In some situations, individuals may feel overwhelmed and uncertain in the face of the authority invested in their position – and others can see when they avoid the responsibilities that belong to them. If the person in authority does not step willingly into their role, others who are interdependent with them will also be unable to function well. My colleague P.S. once described an organization as a jigsaw puzzle – if your piece shrinks back from its proper borders, it won’t hold the adjoining pieces reliably in their intended place.


Alternatively, some individuals in authority may feel excessively empowered, going well beyond their legitimate scope and trampling on the rightful roles of others. In either of these situations -- abdication or grandiosity -- the authorization from within the person is not helping to sustain good-enough authority.


That’s the model: three energies feed the achievement of “good enough authorization” – formal authority, respected authority, inner authority. (I'll leave it to another time to explore if and how disrupted authorization can be "mended.")

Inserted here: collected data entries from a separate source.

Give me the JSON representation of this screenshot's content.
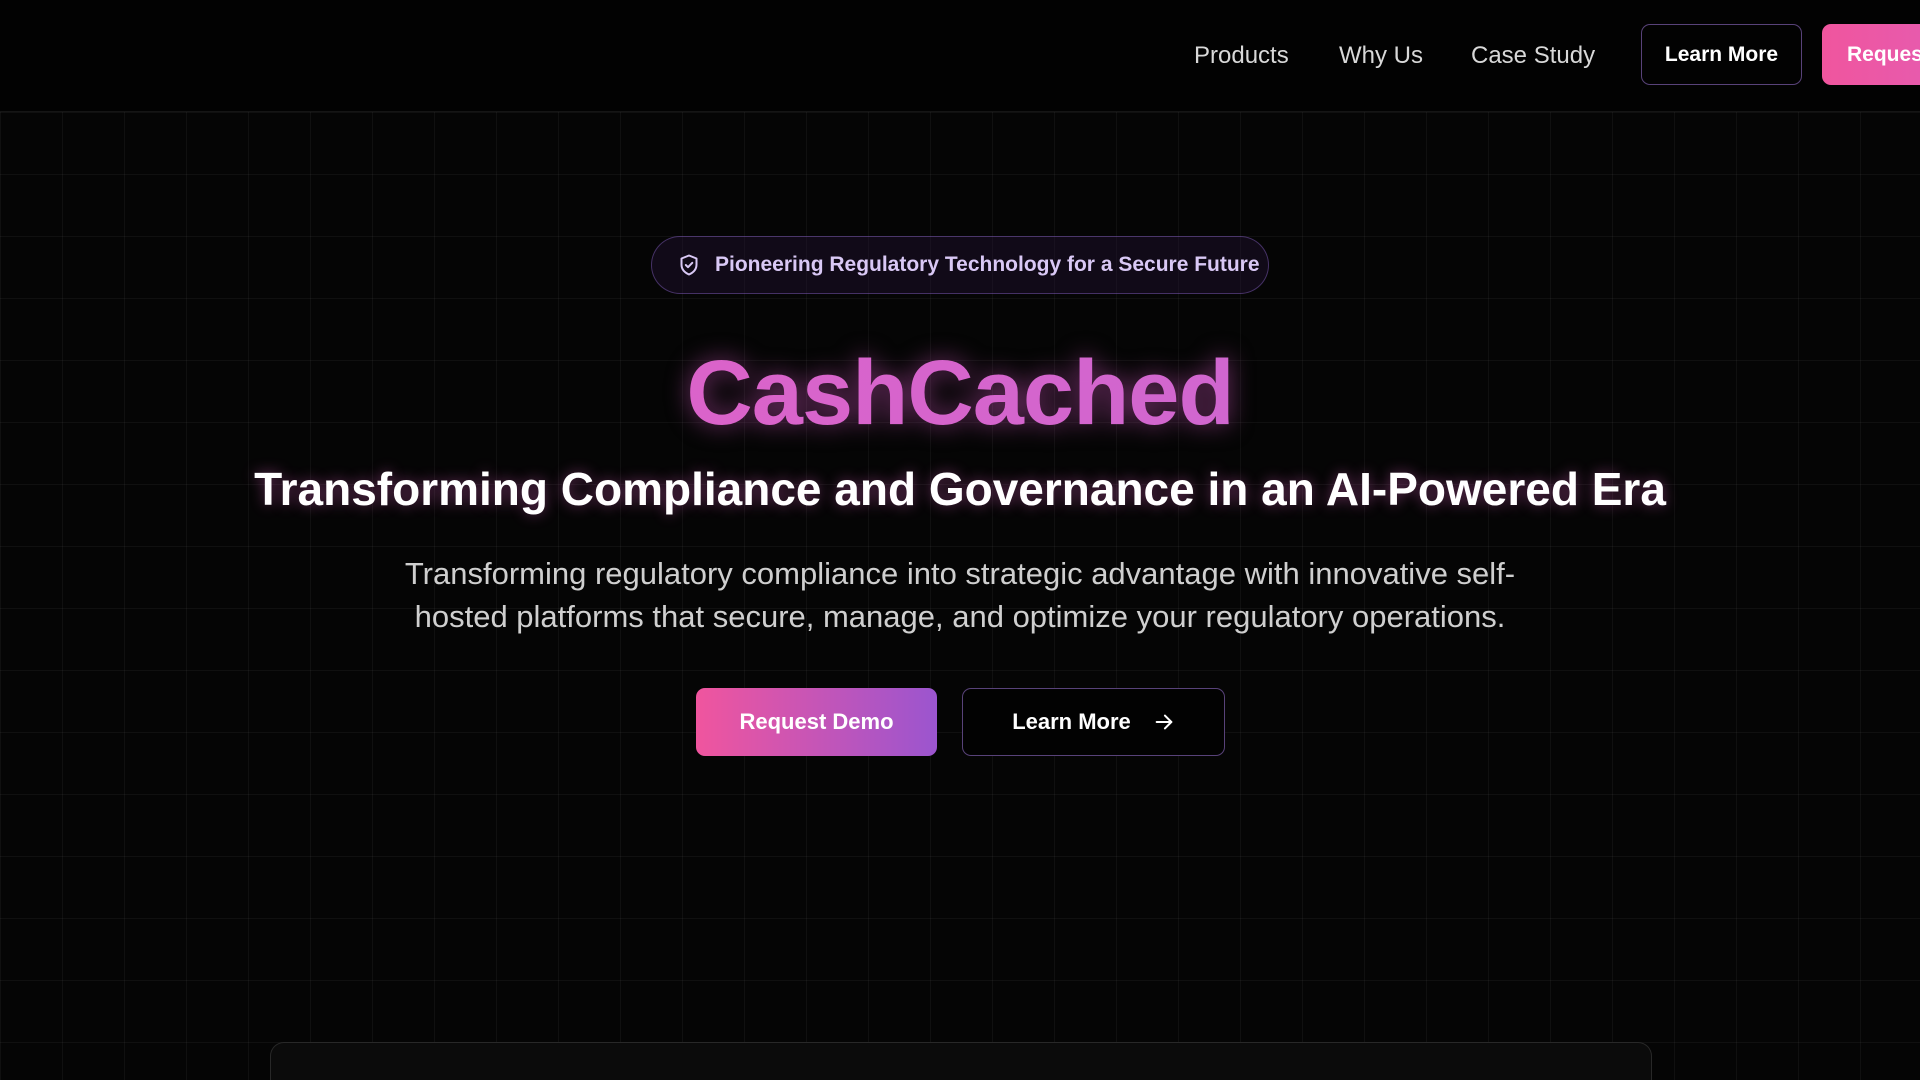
{
  "nav": {
    "links": [
      {
        "label": "Products"
      },
      {
        "label": "Why Us"
      },
      {
        "label": "Case Study"
      }
    ],
    "learn_more_label": "Learn More",
    "request_label": "Request Demo"
  },
  "hero": {
    "badge_icon": "shield-check-icon",
    "badge_text": "Pioneering Regulatory Technology for a Secure Future",
    "brand": "CashCached",
    "headline": "Transforming Compliance and Governance in an AI-Powered Era",
    "subtext": "Transforming regulatory compliance into strategic advantage with innovative self-hosted platforms that secure, manage, and optimize your regulatory operations.",
    "primary_cta": "Request Demo",
    "secondary_cta": "Learn More",
    "secondary_cta_icon": "arrow-right-icon"
  },
  "colors": {
    "background": "#050505",
    "accent_pink": "#f0559e",
    "accent_purple": "#9b55cf",
    "brand_gradient_start": "#e85fc3",
    "brand_gradient_end": "#c36ad6"
  }
}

So what can an organizational or congregational leader look forward to, as a result of this dynamic of good-enough authorization? Truthfully, it grays your hair! The ultimate accountability of authorized leaders is legal, psychological, strategic, communal. It can and should be shared when possible -- but it cannot be given away and is always operative as long as one is in authority. It is a weight and a privilege, sometimes costly, sometimes immensely rewarding.

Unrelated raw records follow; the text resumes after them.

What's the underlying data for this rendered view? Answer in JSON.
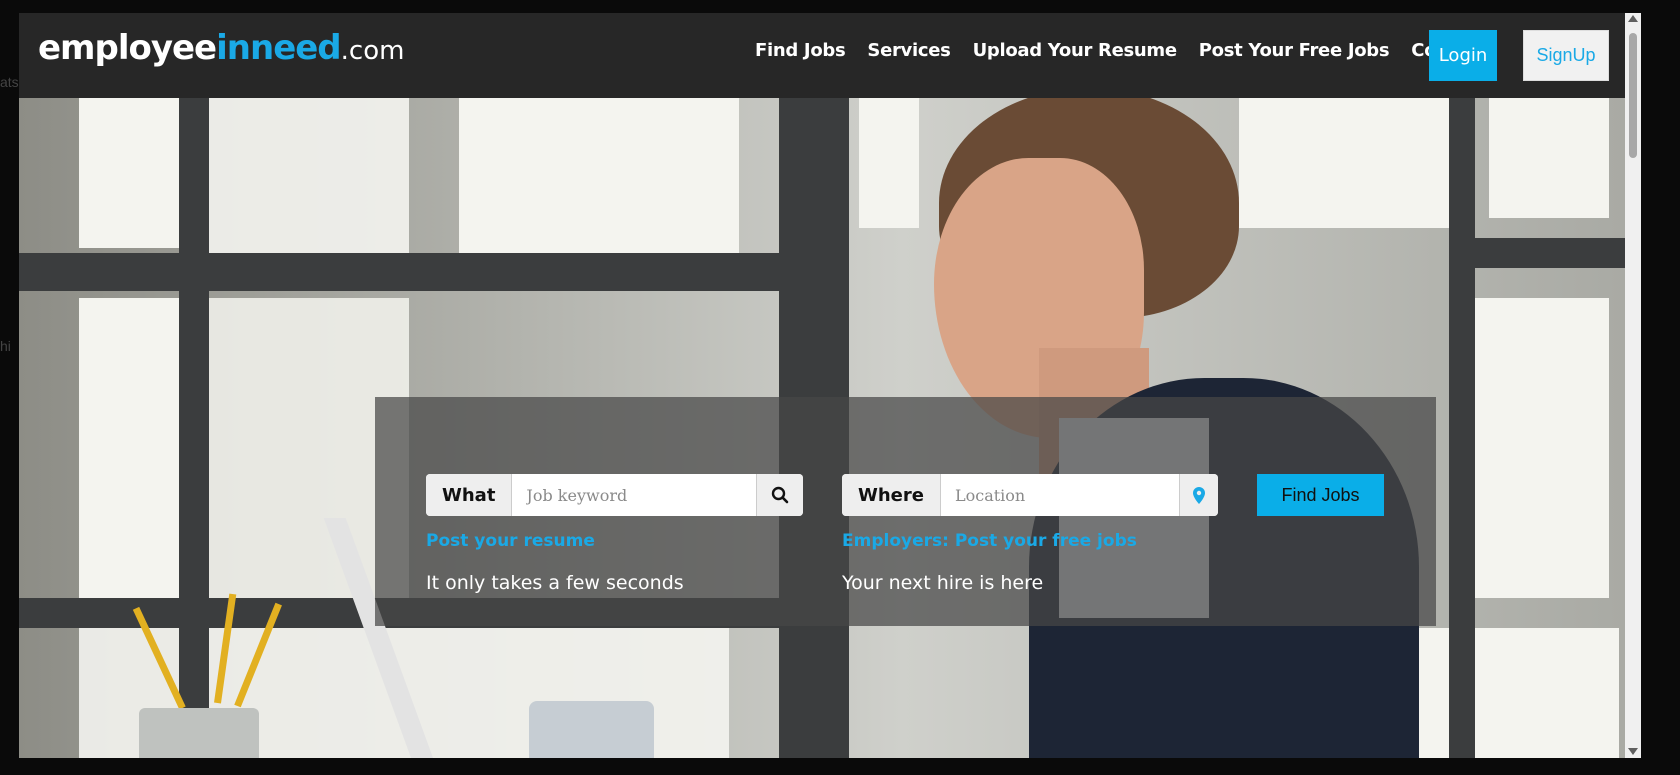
{
  "background": {
    "text_left_top": "ats",
    "text_left_mid": "hi"
  },
  "header": {
    "logo": {
      "part_white": "employee",
      "part_blue": "inneed",
      "part_domain": ".com"
    },
    "nav": [
      "Find Jobs",
      "Services",
      "Upload Your Resume",
      "Post Your Free Jobs",
      "Contact"
    ],
    "login_label": "Login",
    "signup_label": "SignUp"
  },
  "search": {
    "what_label": "What",
    "what_placeholder": "Job keyword",
    "where_label": "Where",
    "where_placeholder": "Location",
    "find_label": "Find Jobs",
    "left_link": "Post your resume",
    "left_note": "It only takes a few seconds",
    "right_link": "Employers: Post your free jobs",
    "right_note": "Your next hire is here"
  },
  "colors": {
    "accent": "#0aaee8",
    "header_bg": "#272727",
    "panel_bg": "rgba(70,70,70,0.72)"
  },
  "icons": {
    "search": "search-icon",
    "location": "map-marker-icon"
  }
}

Thankfully, leaders can tap the well of courage from both religious and secular sources:


The Hebrew scriptures contain the inspiring image of Aaron and Hur helping Moses to hold up his hands to God so that the Israelites might prevail in battle.


Catholic religious communities trust the concept of “grace of office," God’s unfailing presence sustaining those who accept election to leadership as service for the common good.


And I have been fascinated by the perspective of R. Heifetz and M. Linsky (“Leadership on the Line” Harvard Business Review Press 2002). In their chapter on "sacred heart" they are speaking to leaders of business corporations and governments when they write: “Why lead? For love…with an 'open heart' … even if vulnerable and attacked, betrayed or abandoned … yet willing to stay open and committed.” It's simply an extraordinary invitation to take up leadership authority from the core of one's being, as service to the people and the enterprise being led.